The specialty pharmacy will then be their own checks, and then they will drop ship the prescription to the patient overnight or two-day delivery max. They will then follow up with the patient, usually by telephone, to make sure that the drug has been received, to make sure that the patient understands the medication guide, the dosing, make sure that if the patient has questions, that they are answered. So there is a direct contact with the patient.

One of the reasons we picked this model is specifically for that reason. Because it gives us much more control over the flow of drug and the flow of information to the patient and then back from the patient, and if necessary, the prescriber. So there's an ongoing relationship. We believe that that increases compliance as well as helps us ensure safety and safe dosing and appropriate dosing of the drug.

Right. So the patient will always receive it at their home? And then with a follow-up call from the specialty pharmacy?

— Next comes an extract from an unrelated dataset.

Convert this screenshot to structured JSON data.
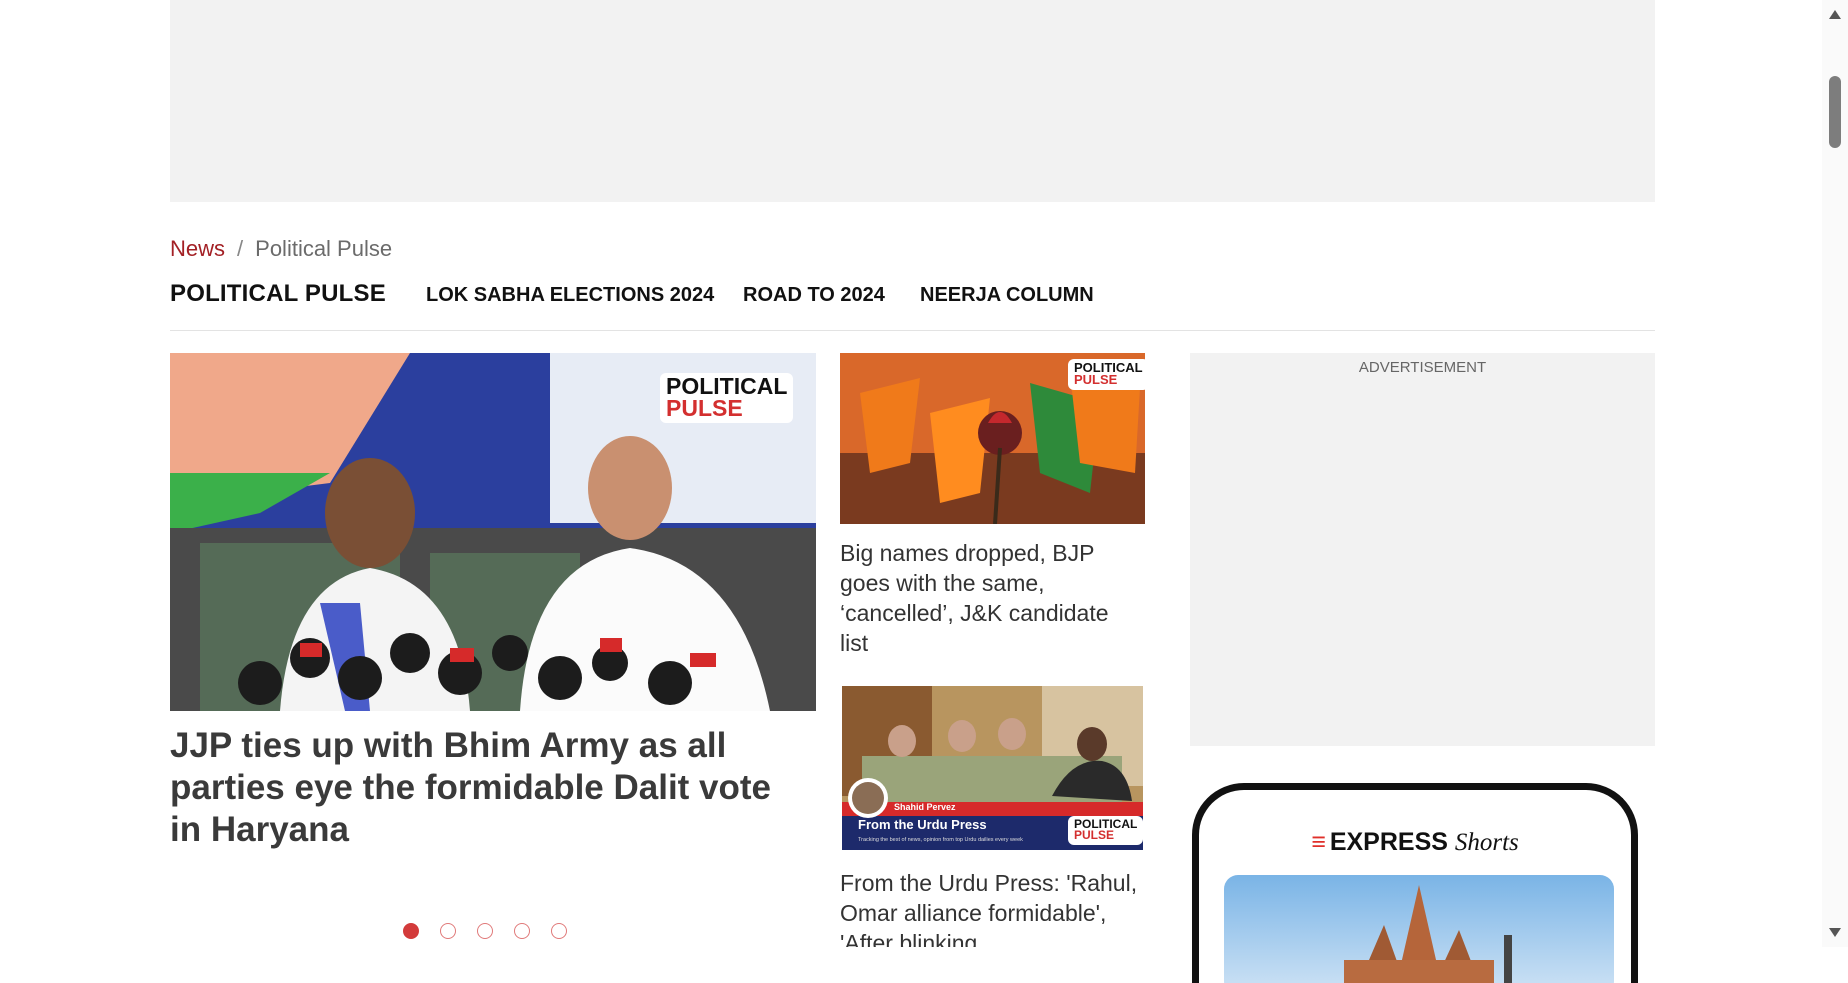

Yes, that's my understanding. Now I don't know, once the patient is in a routine, after the initial prescription where all of this has been worked out, I need to check to see if every single time they get a call every month that they get drug on refills. So, that part, I'm not -- I don't have that information for you. But certainly in the initial prescription, they will get that contact.

I was just wondering if the patient had to go back to the physician's office for instructions for appropriate use and that kind of stuff.

No, I don't believe so. And I'm just being informed that, yes, they will have the contact with the specialty pharma even on refills.

On refills as well. Okay. Okay. Thanks very much.

Ladies and gentlemen, we have reached the conclusion of our question-and-answer session. At this time, I would like to hand the call over to Dr. Cohen for closing remarks.

Well, thank you, everyone. We appreciate your tuning in and have a great rest of your week.

Thank you for your participation in today's conference. This concludes your presentation and you may now disconnect. Have a great day.